On 10/7/2010 9:25 PM, Tom H wrote:
On Thu, Oct 7, 2010 at 7:20 PM, David Goldsmith dgoldsmith@sans.org wrote:
Two servers, each have normal user umask values of 0077 and root umask values on 0022.
On the first server (CentOS 5.4 i386) running sudo 1.6.9pl7-5 (from base), here are the results of touching a file as a user, as root and as a user sudoing to root:
user: touch file - result is 600 root: touch file - result is 644 user: sudo touch file - result is 644
On the second server (CentOS x86-64) running sudo 1.7.2p1-7 (from updates), here are the results of the same actions:
user: touch file - result is 600 root: touch file - result is 644 user: sudo touch file - result is 600 ** this differs **
On the second system, if I downgrade sudo to the base version, it behaves the same as on the first server, so this appears to be sudo version specific rather than an i386 vs x86-64 difference.

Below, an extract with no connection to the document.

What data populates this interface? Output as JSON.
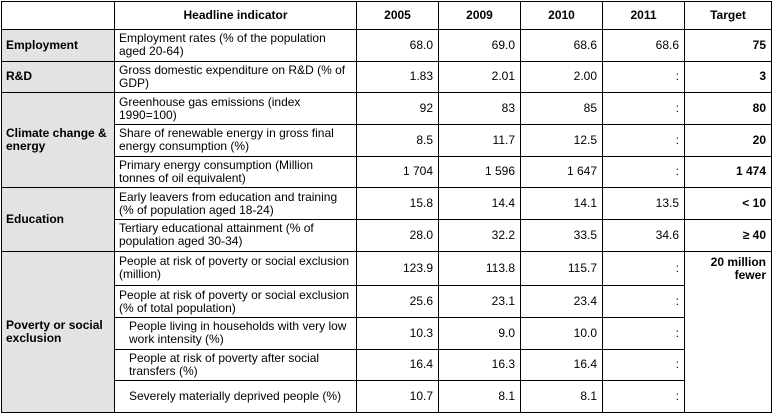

Looking at the changelogs at the package home site, I don't see anything obvious that covers this change:
http://www.courtesan.com/sudo/stable.html#1.7.0 http://www.courtesan.com/sudo/stable.html#1.7.1 http://www.courtesan.com/sudo/stable.html#1.7.2
Does anyone know how to change the behavior with the umask values when using the newer version of sudo?
This is causing us some issues when sudoing to update an SVN working directory used by our Puppet server.
Check for a "umask" variable/line in the two installs' /etc/sudoers file.
"grep -i mask /etc/sudoers" on both servers gets no hits.